Com os ataques do EPP aos aquartelamentos, a repressão intensifica-se e, com ela, a guerra suja. Em Janeiro de 2009 é assassinado em Colonia Hugua Nanú, em Concepcion, Martín Ocampos Páez, director da rádio comunitária que funcionava numa escola construída pela comunidade. Segundo denúncia do Bispo de Concepción e de médicos independentes, também os restantes detidos pelos militares, policiais e oficiais de justiça foram brutalmente torturados, tendo ainda sido executado o dirigente camponês de Itakyry Juan Ramón Gonzalez. Ainda no mesmo mês, foram sequestrados e torturados, em Curuzú del Hierro, seis camponeses. Como noutras ocasiões, foram acusados de dar apoio logístico ao EPP, apesar de Lugo saber que a maior parte dos presos eram dirigentes históricos dos camponeses, como Sindulfo Aguero, que lutou contra Strossener e, selvaticamente torturado, perdeu um olho. Agora, com mais de 70 anos, continua lutando e está preso com a sua filha sob a acusação de "ser simpatizante da guerrilha".
José Vilalba, dirigente camponês muito popular em Concepción, foi detido ao abrigo das medidas de excepção decretadas pelo governo. Está acusado de ser colaborador do EPP. Depois de o prenderem metralharam-lhe a casa, aterrorizando a sua família.
São vários os membros do EPP assassinados. Em Abril, Severiano Martinez, que se encontrava escondido numa mata de Agua Dulce, Alto Paraguai, foi preso pela polícia, que o torturou e executou. O mesmo aconteceu a Gabriel Zárate, que fazia trabalho político na sua terra natal, Sidepar. Quando o prenderam trazia uma espingarda M16 que tinha sido roubada em Tacuarí. Foi executado na madrugada de 13 de Setembro. Segundo o irmão, eram visíveis as marcas da tortura.

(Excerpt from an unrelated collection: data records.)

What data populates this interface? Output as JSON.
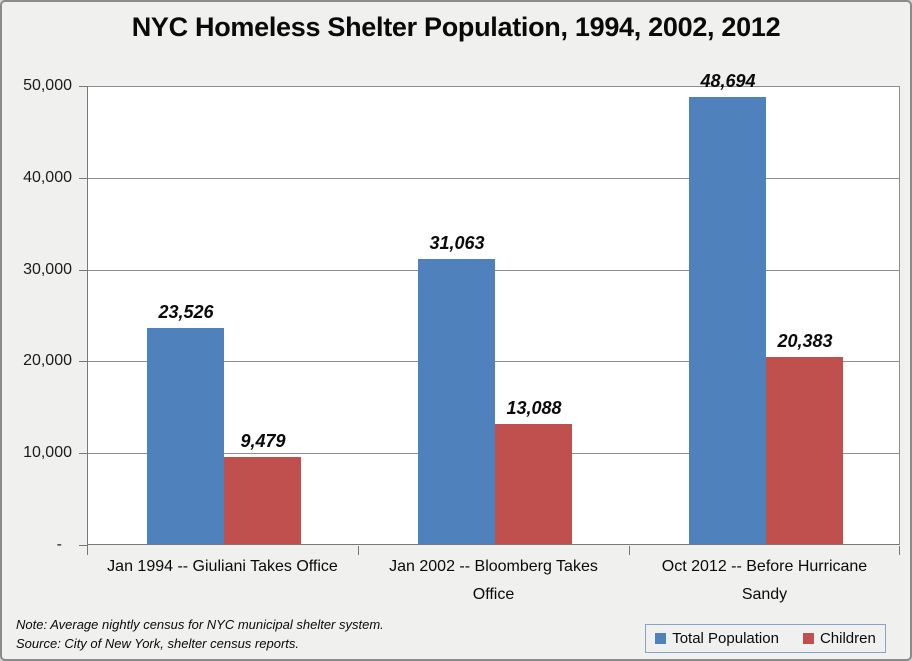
{
  "title": "NYC Homeless Shelter Population, 1994, 2002, 2012",
  "chart_data": {
    "type": "bar",
    "categories": [
      "Jan 1994 -- Giuliani Takes Office",
      "Jan 2002 -- Bloomberg Takes Office",
      "Oct 2012 -- Before Hurricane Sandy"
    ],
    "series": [
      {
        "name": "Total Population",
        "color": "#4F81BD",
        "values": [
          23526,
          31063,
          48694
        ],
        "labels": [
          "23,526",
          "31,063",
          "48,694"
        ]
      },
      {
        "name": "Children",
        "color": "#C0504D",
        "values": [
          9479,
          13088,
          20383
        ],
        "labels": [
          "9,479",
          "13,088",
          "20,383"
        ]
      }
    ],
    "ylim": [
      0,
      50000
    ],
    "yticks": [
      {
        "v": 50000,
        "label": "50,000"
      },
      {
        "v": 40000,
        "label": "40,000"
      },
      {
        "v": 30000,
        "label": "30,000"
      },
      {
        "v": 20000,
        "label": "20,000"
      },
      {
        "v": 10000,
        "label": "10,000"
      },
      {
        "v": 0,
        "label": "-"
      }
    ],
    "grid": true,
    "legend_position": "bottom-right"
  },
  "footnotes": {
    "note": "Note:  Average nightly census for NYC municipal shelter system.",
    "source": "Source:  City of New York, shelter census reports."
  },
  "colors": {
    "background": "#F0F0EF",
    "plot_background": "#FFFFFF",
    "gridline": "#8E8E8E",
    "axis": "#787878",
    "frame_border": "#8A8A8A",
    "legend_border": "#87A3C9",
    "series_total_population": "#4F81BD",
    "series_children": "#C0504D"
  }
}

Apesar da apertada vigilância policial e da militarização, cerca de um milhar de camponeses acompanharam o funeral do guerrilheiro.

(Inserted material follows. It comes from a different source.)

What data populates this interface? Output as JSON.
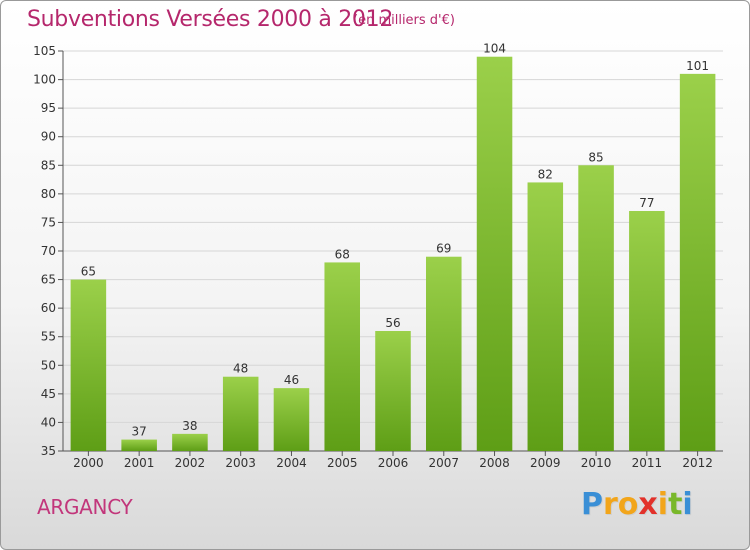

Em Maio deste ano, mais de 300 militares assaltaram a 27ª Esquadra de Hugua Nandu, em Concepción, quando perseguiam Magna Meza, um membro do EPP. Os militares, que pareciam drogados, metralharam o posto de polícia e agrediram os polícias, tal como às cozinheiras, tendo mais tarde pedido desculpas.
LUGO E O GOVERNO COLOMBIANO
A primeira coisa que Lugo fez quando tomou posse foi ir à Colômbia ratificar acordos de segurança. A cooperação militar com a Colômbia havia-se iniciado a pedido do Ministério da Defesa paraguaio em dificuldades para conter a guerrilha, dada a longa experiência das autoridades colombianas contra as FARC.

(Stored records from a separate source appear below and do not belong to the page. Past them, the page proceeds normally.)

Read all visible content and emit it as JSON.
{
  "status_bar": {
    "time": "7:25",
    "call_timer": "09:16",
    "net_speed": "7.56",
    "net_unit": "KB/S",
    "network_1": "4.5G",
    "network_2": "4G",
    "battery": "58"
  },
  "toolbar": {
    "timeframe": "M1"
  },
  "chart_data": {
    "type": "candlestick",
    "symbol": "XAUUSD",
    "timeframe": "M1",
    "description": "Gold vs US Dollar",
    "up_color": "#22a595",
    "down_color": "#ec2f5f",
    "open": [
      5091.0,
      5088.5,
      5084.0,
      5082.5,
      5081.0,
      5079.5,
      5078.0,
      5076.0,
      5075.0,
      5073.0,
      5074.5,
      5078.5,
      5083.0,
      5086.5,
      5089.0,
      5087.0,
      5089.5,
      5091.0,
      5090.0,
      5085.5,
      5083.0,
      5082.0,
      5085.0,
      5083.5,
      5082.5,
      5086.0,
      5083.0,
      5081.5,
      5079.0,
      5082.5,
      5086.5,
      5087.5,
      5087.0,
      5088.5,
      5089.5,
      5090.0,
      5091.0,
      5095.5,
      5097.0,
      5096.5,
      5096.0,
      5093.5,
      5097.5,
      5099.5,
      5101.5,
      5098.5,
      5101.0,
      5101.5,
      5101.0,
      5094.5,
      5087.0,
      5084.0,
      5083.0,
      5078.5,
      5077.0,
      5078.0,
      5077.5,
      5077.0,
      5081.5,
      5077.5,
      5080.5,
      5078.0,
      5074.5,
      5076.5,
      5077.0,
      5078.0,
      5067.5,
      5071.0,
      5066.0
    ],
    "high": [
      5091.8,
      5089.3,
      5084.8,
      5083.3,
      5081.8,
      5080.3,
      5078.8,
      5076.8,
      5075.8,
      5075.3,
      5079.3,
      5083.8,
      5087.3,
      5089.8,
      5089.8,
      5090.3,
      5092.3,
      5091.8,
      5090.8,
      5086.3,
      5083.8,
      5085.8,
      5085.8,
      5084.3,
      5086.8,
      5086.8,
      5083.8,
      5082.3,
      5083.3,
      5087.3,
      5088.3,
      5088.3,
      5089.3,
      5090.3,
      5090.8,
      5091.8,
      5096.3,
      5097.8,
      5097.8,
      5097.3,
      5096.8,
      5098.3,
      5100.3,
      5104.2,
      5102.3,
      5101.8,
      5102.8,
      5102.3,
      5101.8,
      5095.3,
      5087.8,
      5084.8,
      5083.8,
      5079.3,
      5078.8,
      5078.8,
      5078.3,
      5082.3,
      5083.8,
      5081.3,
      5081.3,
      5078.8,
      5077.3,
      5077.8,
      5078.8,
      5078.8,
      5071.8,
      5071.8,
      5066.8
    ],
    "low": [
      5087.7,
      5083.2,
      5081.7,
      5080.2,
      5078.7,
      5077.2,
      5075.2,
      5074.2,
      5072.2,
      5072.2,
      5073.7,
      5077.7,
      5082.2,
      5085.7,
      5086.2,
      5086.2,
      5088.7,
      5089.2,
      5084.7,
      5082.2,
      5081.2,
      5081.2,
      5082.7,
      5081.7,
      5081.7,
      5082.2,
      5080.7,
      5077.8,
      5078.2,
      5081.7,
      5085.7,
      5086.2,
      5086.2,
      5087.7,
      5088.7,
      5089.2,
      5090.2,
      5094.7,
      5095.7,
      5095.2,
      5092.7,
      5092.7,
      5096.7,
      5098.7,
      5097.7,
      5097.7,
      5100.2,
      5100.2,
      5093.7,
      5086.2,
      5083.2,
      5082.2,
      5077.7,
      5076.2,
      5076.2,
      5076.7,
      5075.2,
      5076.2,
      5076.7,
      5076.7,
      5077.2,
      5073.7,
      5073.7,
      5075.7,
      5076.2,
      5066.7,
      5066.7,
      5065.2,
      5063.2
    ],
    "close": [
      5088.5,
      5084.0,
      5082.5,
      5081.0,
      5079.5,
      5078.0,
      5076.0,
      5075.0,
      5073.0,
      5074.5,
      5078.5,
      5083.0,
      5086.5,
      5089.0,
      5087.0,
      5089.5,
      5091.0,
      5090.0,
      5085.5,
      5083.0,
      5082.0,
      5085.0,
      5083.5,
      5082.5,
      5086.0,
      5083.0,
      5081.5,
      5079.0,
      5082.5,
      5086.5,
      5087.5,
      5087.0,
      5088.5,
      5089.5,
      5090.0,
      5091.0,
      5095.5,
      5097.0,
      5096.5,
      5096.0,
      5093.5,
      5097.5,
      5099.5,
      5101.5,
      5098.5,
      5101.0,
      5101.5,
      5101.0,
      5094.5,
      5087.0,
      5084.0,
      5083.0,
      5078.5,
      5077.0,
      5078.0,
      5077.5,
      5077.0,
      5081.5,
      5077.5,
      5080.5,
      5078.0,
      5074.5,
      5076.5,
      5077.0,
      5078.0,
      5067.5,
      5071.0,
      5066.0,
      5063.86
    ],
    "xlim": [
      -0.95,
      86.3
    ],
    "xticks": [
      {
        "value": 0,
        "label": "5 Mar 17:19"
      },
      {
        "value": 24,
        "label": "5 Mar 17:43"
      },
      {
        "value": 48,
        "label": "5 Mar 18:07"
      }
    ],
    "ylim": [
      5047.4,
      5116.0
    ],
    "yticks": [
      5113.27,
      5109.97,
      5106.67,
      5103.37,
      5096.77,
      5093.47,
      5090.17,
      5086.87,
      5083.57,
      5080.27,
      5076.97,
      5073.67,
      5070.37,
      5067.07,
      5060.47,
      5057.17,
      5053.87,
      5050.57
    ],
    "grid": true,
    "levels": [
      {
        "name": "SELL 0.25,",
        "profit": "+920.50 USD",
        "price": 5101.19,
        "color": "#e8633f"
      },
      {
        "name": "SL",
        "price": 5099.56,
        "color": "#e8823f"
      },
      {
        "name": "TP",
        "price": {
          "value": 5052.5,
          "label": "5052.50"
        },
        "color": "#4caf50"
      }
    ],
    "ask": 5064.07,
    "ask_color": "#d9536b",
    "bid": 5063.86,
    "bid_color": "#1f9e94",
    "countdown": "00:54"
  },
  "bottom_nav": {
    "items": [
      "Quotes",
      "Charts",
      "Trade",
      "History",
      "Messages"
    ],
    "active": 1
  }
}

Desde então os militares colombianos têm enviado instrutores e executado operações militares no Paraguai.
Paradoxalmente, durante a campanha eleitoral, Lugo denunciou este tipo de relações, pelo que a sua mudança de opinião só se pode entender como uma cedência às pressões do imperialismo norte-americano, aliás na linha do que Chavez também vem fazendo no sentido de aplacar a ira do todo-poderoso vizinho do norte. Lembremos a repetida condenação das FARC e da luta armada, ou a entrega de mais de 20 guerrilheiros e militantes do ELN e das FARC às autoridades colombianas, havendo igualmente pressões do governo espanhol para que faça o mesmo relativamente a membros ou ex-membros da ETA a residir na Venezuela.
Quando chegou ao poder, Lugo não só ratificou os acordos que antes condenara, como viajou até aos EUA para discutir o assunto. Depois, com a chegada de Juan Manuel Santos à presidência da Colômbia, voltou a ratificar os acordos e aceitou o apoio militar de Israel e dos EUA.